|Recommended Degree Level||Certificate or Higher|
|Number of Jobs, 2012||56,140|
|Annual Job Growth Rate||2.1%|
|Job Openings per Year (est.)||3,100|
- Many photographers work for themselves as freelance professionals for which no formal education is needed.
- If you want to work for a major corporation, media outlet or art institution, you will likely need to hold a Bachelor in Fine Arts (B.F.A.) or Master in Fine Arts (M.F.A.) degree in photography or visual arts.
What you study:
You are likely to study all of the following in a photography program:
- Principles of Design
- Studio and Lighting Design
- History of Photography
- Photographic Methods
- Introduction to Photoshop
Shows an introduction to the work of a professional photographer. Created for the US Department of Labor.
A Day in the Life
As a professional photographer, you have many options in terms of your work environment and the types of photography that you complete. Some photographers choose to work for newspapers and other media outlets as media photographers. Others work as commercial photographers who take photos for businesses and architectural firms. You can also focus on fine art or institutional photography. However, the majority of photographers working in the U.S. are special event, wedding and portrait photographers.
You begin your day by double-checking your schedule. You have two portrait appointments in the morning and a wedding to shoot in the afternoon. Once you've confirmed your appointments with a quick phone call, you head into the studio to make sure that all of your lighting is working properly. Your first clients want pictures taken of their toddler. You set up props that toddlers like to use so that you can capture the best photos of the child. Working with the parents, you pose the little boy and take photos from various angles, making lighting adjustments as needed.

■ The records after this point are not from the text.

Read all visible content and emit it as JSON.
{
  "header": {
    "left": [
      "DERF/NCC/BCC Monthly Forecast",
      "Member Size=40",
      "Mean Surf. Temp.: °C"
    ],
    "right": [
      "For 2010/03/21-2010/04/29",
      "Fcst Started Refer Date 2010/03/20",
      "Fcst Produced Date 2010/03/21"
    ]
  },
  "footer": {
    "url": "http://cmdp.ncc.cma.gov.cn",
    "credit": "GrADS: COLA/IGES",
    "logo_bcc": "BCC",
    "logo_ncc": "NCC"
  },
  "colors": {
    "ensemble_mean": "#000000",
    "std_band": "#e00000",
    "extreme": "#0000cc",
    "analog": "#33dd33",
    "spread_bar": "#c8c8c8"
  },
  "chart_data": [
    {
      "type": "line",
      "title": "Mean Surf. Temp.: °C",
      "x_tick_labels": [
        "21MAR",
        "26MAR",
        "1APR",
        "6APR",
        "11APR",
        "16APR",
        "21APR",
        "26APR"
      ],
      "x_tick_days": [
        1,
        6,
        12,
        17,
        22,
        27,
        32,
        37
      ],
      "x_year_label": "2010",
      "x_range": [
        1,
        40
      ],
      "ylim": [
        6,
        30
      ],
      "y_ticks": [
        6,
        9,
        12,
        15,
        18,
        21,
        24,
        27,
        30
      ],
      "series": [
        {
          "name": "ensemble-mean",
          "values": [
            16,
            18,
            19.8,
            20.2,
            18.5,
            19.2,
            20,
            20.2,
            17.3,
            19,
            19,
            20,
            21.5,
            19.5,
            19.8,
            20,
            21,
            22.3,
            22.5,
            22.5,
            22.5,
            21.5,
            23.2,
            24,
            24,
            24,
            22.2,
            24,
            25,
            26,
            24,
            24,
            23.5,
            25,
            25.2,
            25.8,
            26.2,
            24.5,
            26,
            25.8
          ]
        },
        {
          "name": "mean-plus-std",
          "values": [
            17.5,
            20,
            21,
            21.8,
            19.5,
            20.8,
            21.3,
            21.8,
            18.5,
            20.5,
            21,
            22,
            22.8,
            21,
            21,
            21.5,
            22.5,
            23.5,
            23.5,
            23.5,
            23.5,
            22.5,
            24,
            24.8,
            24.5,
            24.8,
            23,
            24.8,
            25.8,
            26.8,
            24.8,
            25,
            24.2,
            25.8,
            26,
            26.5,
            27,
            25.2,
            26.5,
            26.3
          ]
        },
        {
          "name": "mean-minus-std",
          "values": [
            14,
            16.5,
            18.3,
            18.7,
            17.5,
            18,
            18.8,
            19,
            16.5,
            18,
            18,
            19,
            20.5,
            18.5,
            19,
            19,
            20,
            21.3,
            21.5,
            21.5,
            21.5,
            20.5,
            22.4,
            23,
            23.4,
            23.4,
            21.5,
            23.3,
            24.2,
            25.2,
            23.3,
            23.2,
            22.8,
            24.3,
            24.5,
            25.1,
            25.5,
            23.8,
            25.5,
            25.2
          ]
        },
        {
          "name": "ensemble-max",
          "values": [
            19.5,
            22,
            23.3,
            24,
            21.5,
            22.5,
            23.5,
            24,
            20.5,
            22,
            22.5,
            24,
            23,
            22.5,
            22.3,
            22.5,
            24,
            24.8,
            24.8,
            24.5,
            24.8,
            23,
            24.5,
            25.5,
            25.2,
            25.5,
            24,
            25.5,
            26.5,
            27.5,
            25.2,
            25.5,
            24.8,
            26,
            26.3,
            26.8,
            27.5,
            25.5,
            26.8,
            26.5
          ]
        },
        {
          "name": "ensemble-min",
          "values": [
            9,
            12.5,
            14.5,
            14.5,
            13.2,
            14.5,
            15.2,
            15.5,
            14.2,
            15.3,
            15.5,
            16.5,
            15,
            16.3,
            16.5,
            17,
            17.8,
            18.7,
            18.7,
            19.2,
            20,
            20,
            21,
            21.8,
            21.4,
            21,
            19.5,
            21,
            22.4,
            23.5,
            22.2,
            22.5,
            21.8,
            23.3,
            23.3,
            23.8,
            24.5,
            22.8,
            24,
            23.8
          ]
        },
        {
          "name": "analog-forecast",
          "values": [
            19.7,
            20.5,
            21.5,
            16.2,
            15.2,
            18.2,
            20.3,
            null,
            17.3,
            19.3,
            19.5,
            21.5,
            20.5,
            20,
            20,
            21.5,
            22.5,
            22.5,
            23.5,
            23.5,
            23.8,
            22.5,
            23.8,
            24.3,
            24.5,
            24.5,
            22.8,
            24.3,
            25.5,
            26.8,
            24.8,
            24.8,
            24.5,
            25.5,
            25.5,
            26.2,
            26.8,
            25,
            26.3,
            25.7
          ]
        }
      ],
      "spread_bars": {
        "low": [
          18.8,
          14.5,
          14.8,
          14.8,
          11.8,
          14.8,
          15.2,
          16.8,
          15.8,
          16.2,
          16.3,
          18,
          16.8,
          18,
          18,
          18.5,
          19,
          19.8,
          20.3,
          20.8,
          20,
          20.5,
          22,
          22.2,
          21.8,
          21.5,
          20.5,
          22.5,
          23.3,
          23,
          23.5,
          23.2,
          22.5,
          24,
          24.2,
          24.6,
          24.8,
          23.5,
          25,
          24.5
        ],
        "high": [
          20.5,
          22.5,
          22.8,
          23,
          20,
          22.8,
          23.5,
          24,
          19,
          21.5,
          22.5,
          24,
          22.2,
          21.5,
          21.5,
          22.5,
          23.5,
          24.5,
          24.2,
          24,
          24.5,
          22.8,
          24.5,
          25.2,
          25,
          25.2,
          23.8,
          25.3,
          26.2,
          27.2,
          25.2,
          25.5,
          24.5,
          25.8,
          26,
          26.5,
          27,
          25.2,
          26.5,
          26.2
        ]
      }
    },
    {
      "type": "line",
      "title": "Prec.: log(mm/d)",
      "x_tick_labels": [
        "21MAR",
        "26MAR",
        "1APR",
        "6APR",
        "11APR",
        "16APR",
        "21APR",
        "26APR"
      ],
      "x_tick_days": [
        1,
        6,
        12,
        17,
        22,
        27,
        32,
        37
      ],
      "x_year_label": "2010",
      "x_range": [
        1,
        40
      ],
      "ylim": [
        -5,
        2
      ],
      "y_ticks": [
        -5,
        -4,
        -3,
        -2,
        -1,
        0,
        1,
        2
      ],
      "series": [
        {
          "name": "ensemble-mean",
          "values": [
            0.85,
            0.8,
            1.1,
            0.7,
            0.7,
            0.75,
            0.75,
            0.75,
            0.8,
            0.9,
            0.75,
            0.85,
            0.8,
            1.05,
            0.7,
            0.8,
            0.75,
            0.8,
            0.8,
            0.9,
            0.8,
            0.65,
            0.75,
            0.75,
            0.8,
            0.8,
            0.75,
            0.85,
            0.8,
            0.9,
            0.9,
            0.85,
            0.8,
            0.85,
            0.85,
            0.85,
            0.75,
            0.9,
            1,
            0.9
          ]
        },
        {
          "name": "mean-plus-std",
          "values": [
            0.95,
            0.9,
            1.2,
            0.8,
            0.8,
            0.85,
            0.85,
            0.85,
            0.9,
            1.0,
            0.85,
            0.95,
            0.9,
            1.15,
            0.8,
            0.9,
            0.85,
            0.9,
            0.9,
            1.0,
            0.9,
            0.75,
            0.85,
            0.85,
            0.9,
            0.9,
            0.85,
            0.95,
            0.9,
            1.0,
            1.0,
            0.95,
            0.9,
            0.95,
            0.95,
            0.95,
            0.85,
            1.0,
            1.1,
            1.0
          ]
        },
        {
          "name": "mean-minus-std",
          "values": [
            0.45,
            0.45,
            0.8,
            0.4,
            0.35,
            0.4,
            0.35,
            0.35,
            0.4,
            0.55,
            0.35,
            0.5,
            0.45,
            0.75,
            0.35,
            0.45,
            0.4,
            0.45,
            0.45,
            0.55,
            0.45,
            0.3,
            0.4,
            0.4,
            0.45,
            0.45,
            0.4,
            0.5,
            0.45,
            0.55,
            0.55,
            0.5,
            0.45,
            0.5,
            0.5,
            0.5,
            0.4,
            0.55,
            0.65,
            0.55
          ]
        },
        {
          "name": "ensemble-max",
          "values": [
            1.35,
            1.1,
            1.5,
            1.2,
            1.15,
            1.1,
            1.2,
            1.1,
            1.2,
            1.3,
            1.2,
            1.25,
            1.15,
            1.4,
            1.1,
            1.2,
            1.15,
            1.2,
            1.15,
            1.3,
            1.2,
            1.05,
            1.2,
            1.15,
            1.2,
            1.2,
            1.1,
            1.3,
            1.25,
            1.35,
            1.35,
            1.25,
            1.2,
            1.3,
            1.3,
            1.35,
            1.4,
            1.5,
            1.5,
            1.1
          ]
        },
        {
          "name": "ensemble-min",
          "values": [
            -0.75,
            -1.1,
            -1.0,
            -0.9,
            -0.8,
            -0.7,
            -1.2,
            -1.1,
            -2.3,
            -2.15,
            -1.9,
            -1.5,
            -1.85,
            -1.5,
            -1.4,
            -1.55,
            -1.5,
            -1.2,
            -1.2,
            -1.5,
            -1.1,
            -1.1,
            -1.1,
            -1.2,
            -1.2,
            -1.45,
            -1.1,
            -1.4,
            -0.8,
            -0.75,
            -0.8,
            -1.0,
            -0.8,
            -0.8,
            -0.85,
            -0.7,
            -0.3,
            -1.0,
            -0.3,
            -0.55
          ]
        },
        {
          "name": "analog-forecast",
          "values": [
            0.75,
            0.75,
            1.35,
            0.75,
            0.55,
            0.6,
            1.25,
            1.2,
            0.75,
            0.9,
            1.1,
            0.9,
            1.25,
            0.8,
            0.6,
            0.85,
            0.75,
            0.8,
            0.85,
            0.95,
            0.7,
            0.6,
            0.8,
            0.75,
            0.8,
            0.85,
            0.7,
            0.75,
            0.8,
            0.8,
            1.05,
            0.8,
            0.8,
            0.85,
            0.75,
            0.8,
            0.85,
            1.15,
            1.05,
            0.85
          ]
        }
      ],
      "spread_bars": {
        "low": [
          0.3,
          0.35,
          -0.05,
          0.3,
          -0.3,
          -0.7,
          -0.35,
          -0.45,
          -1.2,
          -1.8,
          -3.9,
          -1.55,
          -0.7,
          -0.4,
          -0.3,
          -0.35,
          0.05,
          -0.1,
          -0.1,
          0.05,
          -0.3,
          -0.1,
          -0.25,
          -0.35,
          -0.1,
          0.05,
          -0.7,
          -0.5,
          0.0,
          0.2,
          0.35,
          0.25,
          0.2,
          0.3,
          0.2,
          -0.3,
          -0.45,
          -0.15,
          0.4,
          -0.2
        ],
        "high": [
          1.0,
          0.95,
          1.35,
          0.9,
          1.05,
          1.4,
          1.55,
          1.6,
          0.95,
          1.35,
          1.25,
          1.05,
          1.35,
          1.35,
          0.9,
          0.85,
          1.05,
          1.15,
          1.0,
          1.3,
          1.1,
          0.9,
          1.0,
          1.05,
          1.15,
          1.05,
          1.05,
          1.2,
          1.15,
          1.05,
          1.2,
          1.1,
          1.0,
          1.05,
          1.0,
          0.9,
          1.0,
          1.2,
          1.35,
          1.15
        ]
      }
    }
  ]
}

After you've completed work with the little boy, you put up your props and get ready for your next appointment. You're taking a formal portrait for a woman who has just received a major job promotion. You focus on taking professional head shots and 3/4 shots with soft, natural lighting. Once the appointment is over, you shut down all the lights in your studio and pack your gear bag to shoot the wedding.
At the wedding, you're responsible for both taking candid portraits of the ceremony and reception and for taking posed portraits of the bridal party. You work with an assistant called your second to ensure that you capture all of the important moments on this special day. You use a variety of portable lighting gear to ensure that you're taking high-quality photos.
Once the reception has wound down, you can head home for the evening. It's been a long day. Tomorrow, you'll begin processing and editing your photos using a professional computer program. Once your edits are completed, you'll make discs containing the photos for your clients. You'll also be responsible for printing high-quality copies of their photos for display in their homes. You encourage your clients to return to you any time that they need enlargements of their photos made.
Certifications and Licensing
No formal certification is needed to work as a photographer. You may wish to gain designation as a Certified Professional Photographer (CPP) in order to attract private clients. If you work for yourself, you may need to secure a business license.
Full-time versus part-time:
As a photographer, you will have a great deal of control over your own schedule. You are likely to work some part-time and some full-time days, depending on the number of clients that you have.
The majority of photographic work will be conducted either in the studio or out in the field. However, you are likely to spend a great deal of time in front of a computer in your studio or home office for editing purposes.
- Professional Photographers of America: The PPA website provides information about ongoing educational opportunities and contests of interest to professional photographers. Those who are just beginning a career in this field will find information about equipment and indemnity insurance particularly helpful.
- American Society of Media Photography: ASMP's website offers video and learning resources to society members. This site is particularly helpful for individuals who want to work as newspaper or digital media photographers.
- Wedding & Portrait Photographers International: WPPI is the leading international organization for photographers who cover special events and provide portrait services. Information about competitions may be useful to photographers with a depth of experience in this field. Individuals who have just begun careers in this field will find the WPPI blog particularly helpful as it offers a mix of business and technical advice.
- U.S. Department of Labor Occupational Outlook Handbook for Photographers: This Bureau of Labor Statistics publication offers general information about careers in the field of photography. Consult this handbook for information about salary expectations and demand for trained professionals in the field.